Niel van der Watt, represented here by his I am the voice of Africa, was born in 1962 in Pretoria. He began instrumental tuition at the age of ten, and also gained much experience in choral singing (this being as much a tradition among the different peoples of South Africa as it is, say, in England). He studied at the University of Pretoria, and was awarded prizes in composition and in harmony and counterpoint. He took his Master’s degree in composition under Prof. Stefans Grové, and his doctorate in musicology with a thesis on the songs of Gerald Finzi. Since 1987, Niel van der Watt has taught at Pretoria Boys High School.

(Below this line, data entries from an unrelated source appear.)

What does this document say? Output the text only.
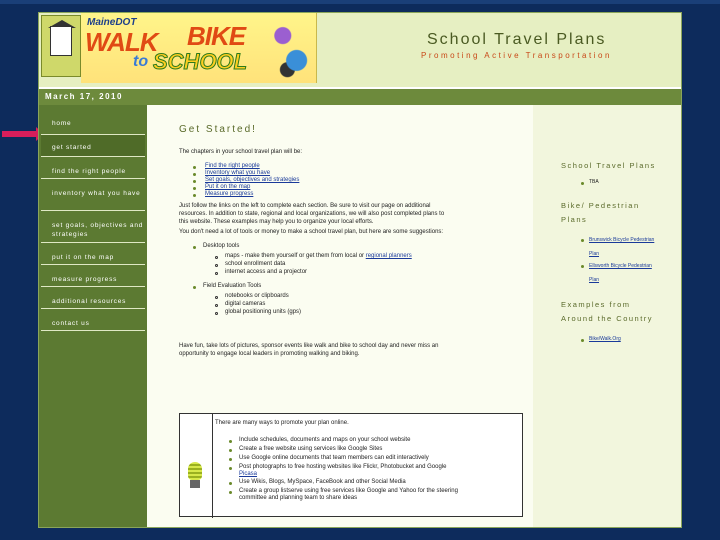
MaineDOT
WALK BIKE
to SCHOOL
School Travel Plans
Promoting Active Transportation
March 17, 2010
home
get started
find the right people
inventory what you have
set goals, objectives and strategies
put it on the map
measure progress
additional resources
contact us
Get Started!
The chapters in your school travel plan will be:
Find the right people
Inventory what you have
Set goals, objectives and strategies
Put it on the map
Measure progress
Just follow the links on the left to complete each section. Be sure to visit our page on additional
resources. In addition to state, regional and local organizations, we will also post completed plans to
this website. These examples may help you to organize your local efforts.
You don't need a lot of tools or money to make a school travel plan, but here are some suggestions:
Desktop tools
maps - make them yourself or get them from local or regional planners
school enrollment data
internet access and a projector
Field Evaluation Tools
notebooks or clipboards
digital cameras
global positioning units (gps)
Have fun, take lots of pictures, sponsor events like walk and bike to school day and never miss an
opportunity to engage local leaders in promoting walking and biking.
There are many ways to promote your plan online.
Include schedules, documents and maps on your school website
Create a free website using services like Google Sites
Use Google online documents that team members can edit interactively
Post photographs to free hosting websites like Flickr, Photobucket and Google
Picasa
Use Wikis, Blogs, MySpace, FaceBook and other Social Media
Create a group listserve using free services like Google and Yahoo for the steering
committee and planning team to share ideas
School Travel Plans
TBA
Bike/ Pedestrian
Plans
Brunswick Bicycle Pedestrian
Plan
Ellsworth Bicycle Pedestrian
Plan
Examples from
Around the Country
Bike/Walk.Org
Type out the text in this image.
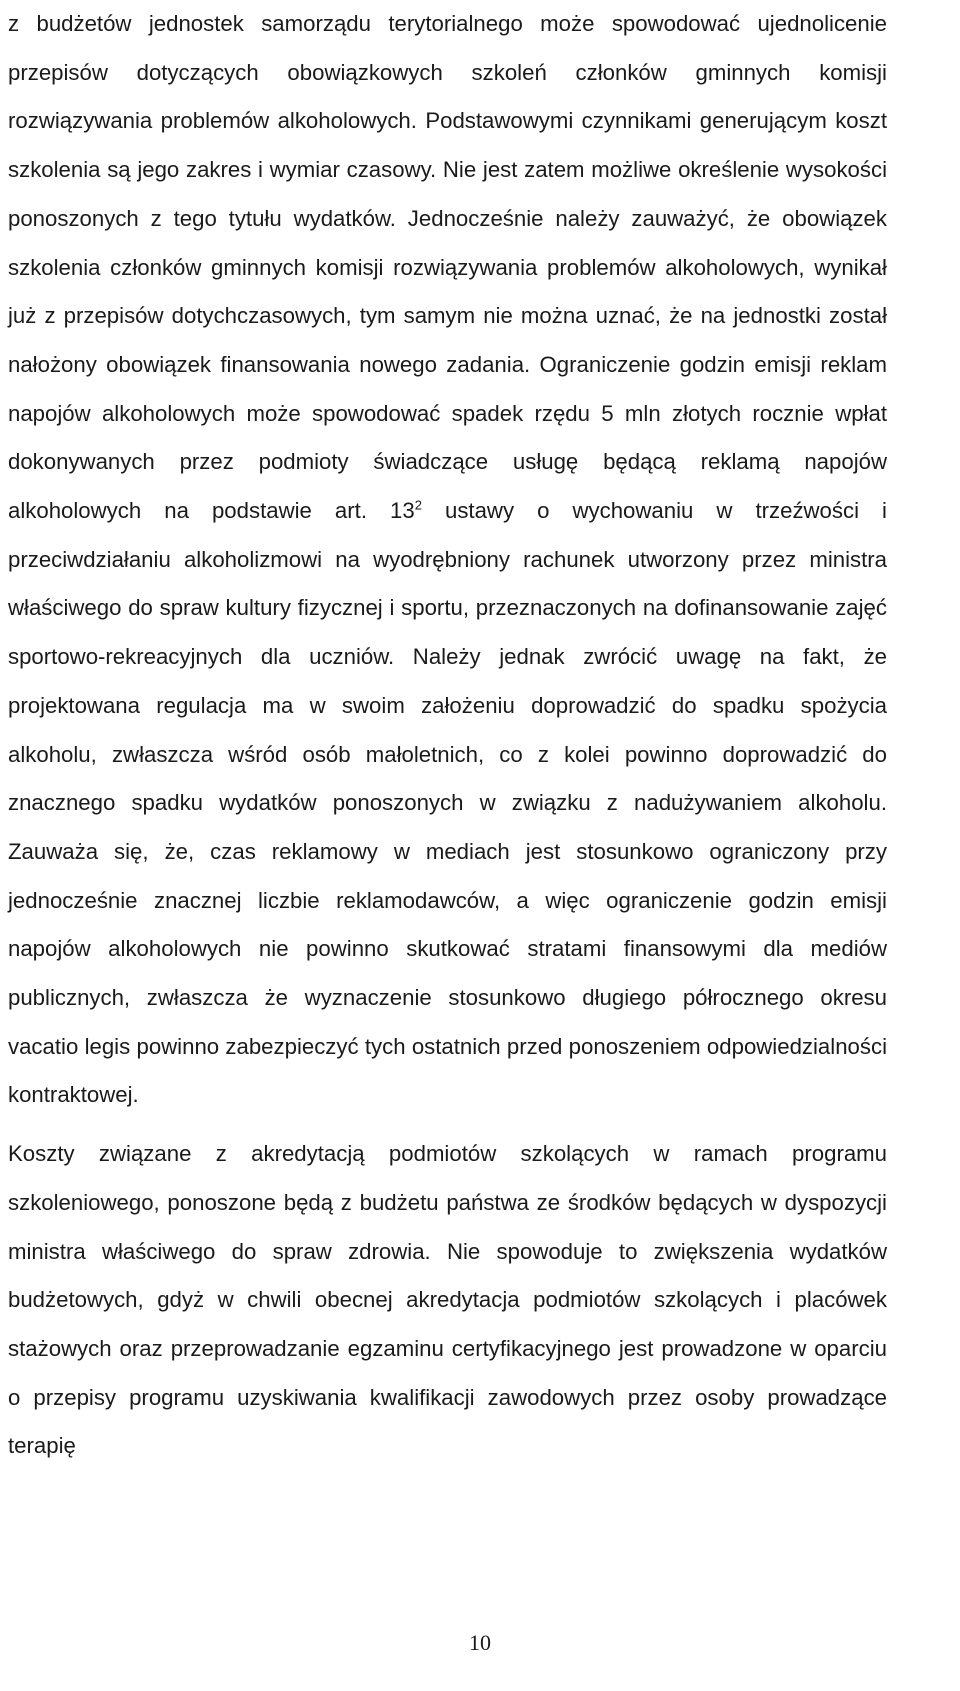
z budżetów jednostek samorządu terytorialnego może spowodować ujednolicenie przepisów dotyczących obowiązkowych szkoleń członków gminnych komisji rozwiązywania problemów alkoholowych. Podstawowymi czynnikami generującym koszt szkolenia są jego zakres i wymiar czasowy. Nie jest zatem możliwe określenie wysokości ponoszonych z tego tytułu wydatków. Jednocześnie należy zauważyć, że obowiązek szkolenia członków gminnych komisji rozwiązywania problemów alkoholowych, wynikał już z przepisów dotychczasowych, tym samym nie można uznać, że na jednostki został nałożony obowiązek finansowania nowego zadania. Ograniczenie godzin emisji reklam napojów alkoholowych może spowodować spadek rzędu 5 mln złotych rocznie wpłat dokonywanych przez podmioty świadczące usługę będącą reklamą napojów alkoholowych na podstawie art. $13^2$ ustawy o wychowaniu w trzeźwości i przeciwdziałaniu alkoholizmowi na wyodrębniony rachunek utworzony przez ministra właściwego do spraw kultury fizycznej i sportu, przeznaczonych na dofinansowanie zajęć sportowo-rekreacyjnych dla uczniów. Należy jednak zwrócić uwagę na fakt, że projektowana regulacja ma w swoim założeniu doprowadzić do spadku spożycia alkoholu, zwłaszcza wśród osób małoletnich, co z kolei powinno doprowadzić do znacznego spadku wydatków ponoszonych w związku z nadużywaniem alkoholu. Zauważa się, że, czas reklamowy w mediach jest stosunkowo ograniczony przy jednocześnie znacznej liczbie reklamodawców, a więc ograniczenie godzin emisji napojów alkoholowych nie powinno skutkować stratami finansowymi dla mediów publicznych, zwłaszcza że wyznaczenie stosunkowo długiego półrocznego okresu vacatio legis powinno zabezpieczyć tych ostatnich przed ponoszeniem odpowiedzialności kontraktowej.

Koszty związane z akredytacją podmiotów szkolących w ramach programu szkoleniowego, ponoszone będą z budżetu państwa ze środków będących w dyspozycji ministra właściwego do spraw zdrowia. Nie spowoduje to zwiększenia wydatków budżetowych, gdyż w chwili obecnej akredytacja podmiotów szkolących i placówek stażowych oraz przeprowadzanie egzaminu certyfikacyjnego jest prowadzone w oparciu o przepisy programu uzyskiwania kwalifikacji zawodowych przez osoby prowadzące terapię

10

            Roelof Temmingh is one of the most successful, and certainly one of the most prolific, composers in South Africa today. His oeuvre includes three operas composed in the past seven years: Enoch, the Prophet of God (1995), Ancestral Voices (1996) and Buchuland (1998). Temmingh studied under Karlheinz Stockhausen, Mauricio Kagel, György Ligeti and Iannis Xenakis at the International Music Institute in Darmstadt, and computer music at the Institute for Sonology in Utrecht. His early works were influenced by the avant-garde, though his more recent music makes evident a move to a more accessible style, as can be heard in the Hymn recorded here. ‘The act of composition’, he says, ‘glides around in music’s most inspiring domain, the great carefree world between the old, distant boundaries of tonality and atonality.’ He is currently an associate professor at the University of Stellenbosch. His works have been performed throughout Europe, Australia, Canada, and the United States.